I also enjoy and appreciate the fact that my kids can understand much of what I do. For example, I once worked on a case for Pepperidge Farm Goldfish brand crackers and cookies. Pepperidge Farm accused Nabisco of diluting the trademark and trade dress rights in the Goldfish brand cracker by launching a new cheese cracker that played off a Nickelodeon television show, Cat Dog. This case moved along quickly, and we were working almost every day over a two-month period. One Saturday, before leaving for the office, I was trying to explain to my daughter, then in nursery school, why Daddy was working so hard. After a couple of minutes, and a few bowls of crackers, I think she got it. In fact, on Monday, when she went back to school she told her teacher and classmates: “Daddy is making the world safe for Goldfish.”
Q: Tell us about your interesting clients and cases.
Ira: In the past, I have tended to work a lot within the food industry. Over my career, I have represented General Goods, now Kraft General Foods. I have also represented Nestle/Stouffer’s, Oscar Mayer, Miller Brewing Company, Campbell Soup, Godiva, Pepperidge Farm, PepsiCo, Tropicana and Quaker Oats. In addition, over the years I have done a fair amount of work for Teva Pharmaceuticals, Tyco, American Home Products (now Wyeth) and Johnson & Johnson. I have also represented a number of luxury goods companies such as Polo/Ralph Lauren, L’Oreal and Giorgio Beverly Hills.
One of the more interesting cases I handled was on behalf of Miller Brewing Company and Molson Breweries. John Labatt Breweries sued Miller and Molson for patent and trademark infringement in connection with their sale and marketing of a beer style known as “ice beer.” In the late 90s, Labatt received a patent for a method of creating ice in a stream of beer as it made its way through a brewery. Since brewing processes are different at each brewery, we had to work with our experts to inspect and document the process conditions and equipment at each of Molson’s Canadian and Miller’s United States breweries, spread across the various countries. As I was standing in my 12th brewery with the head brew-master for Molson, I realized what a great job I had.

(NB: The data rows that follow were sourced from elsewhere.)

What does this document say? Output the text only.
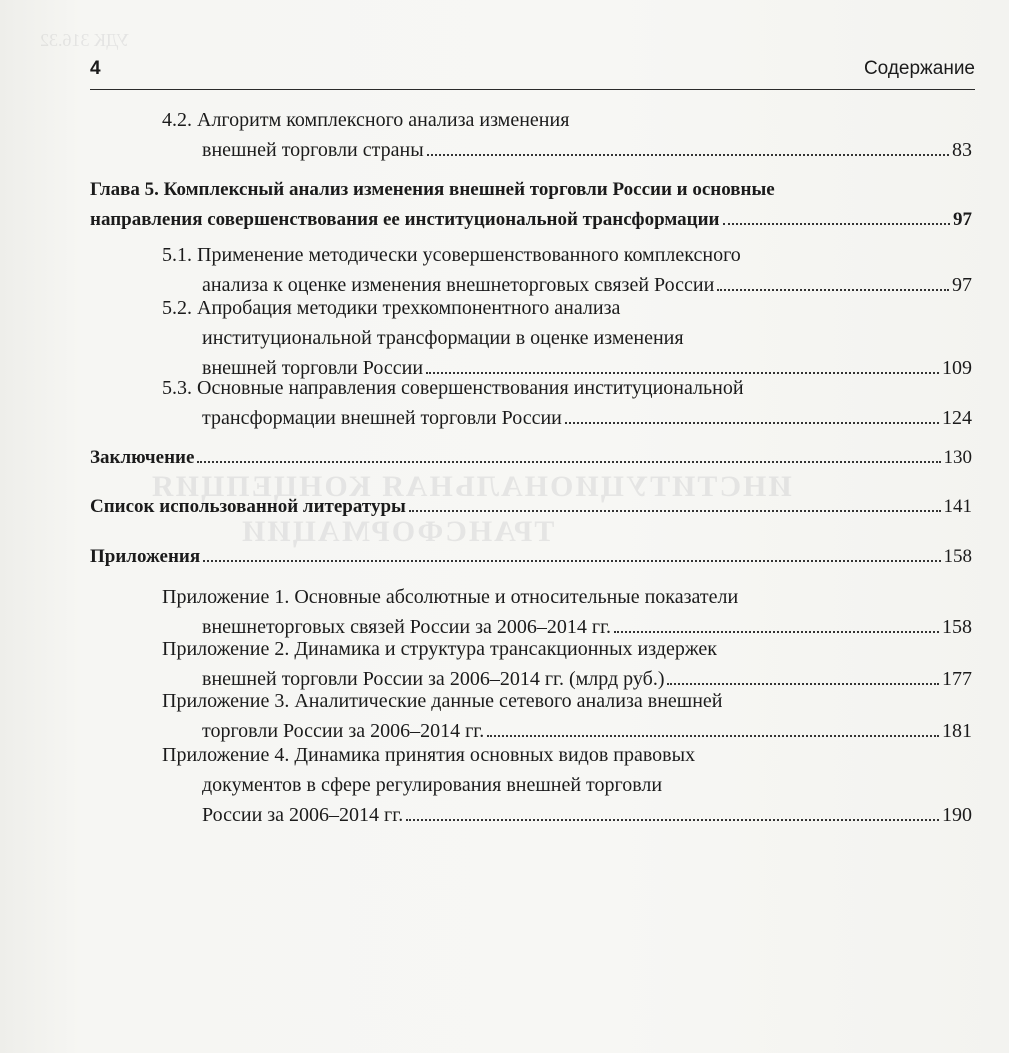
УДК 316.32
ИНСТИТУЦИОНАЛЬНАЯ КОНЦЕПЦИЯ
ТРАНСФОРМАЦИИ
4	Содержание
4.2. Алгоритм комплексного анализа изменения
внешней торговли страны	83
Глава 5. Комплексный анализ изменения внешней торговли России и основные
направления совершенствования ее институциональной трансформации	97
5.1. Применение методически усовершенствованного комплексного
анализа к оценке изменения внешнеторговых связей России	97
5.2. Апробация методики трехкомпонентного анализа
институциональной трансформации в оценке изменения
внешней торговли России	109
5.3. Основные направления совершенствования институциональной
трансформации внешней торговли России	124
Заключение	130
Список использованной литературы	141
Приложения	158
Приложение 1. Основные абсолютные и относительные показатели
внешнеторговых связей России за 2006–2014 гг.	158
Приложение 2. Динамика и структура трансакционных издержек
внешней торговли России за 2006–2014 гг. (млрд руб.)	177
Приложение 3. Аналитические данные сетевого анализа внешней
торговли России за 2006–2014 гг.	181
Приложение 4. Динамика принятия основных видов правовых
документов в сфере регулирования внешней торговли
России за 2006–2014 гг.	190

Another interesting case was on behalf of Oscar Mayer, which makes Claussen brand pickles. At the time, Claussen was running an advertising campaign centered around whether or not competitor pickles were crunchy or droopy. A competitor charged that the advertisements were misleading, and challenged the advertisements with each of the major broadcast networks. We then had to go to the standards bureaus for each of the networks, white lab coats and jars of pickles in tow, to recreate the droopy versus crunchy claim shown in the challenged advertisement, and substantiate the claim.
I find that almost all of my cases, even the trademark and advertising cases, reside at the interface between law and science. I look forward to expanding the diversity of our IP practice as the Goodwin Procter grows and expands to California.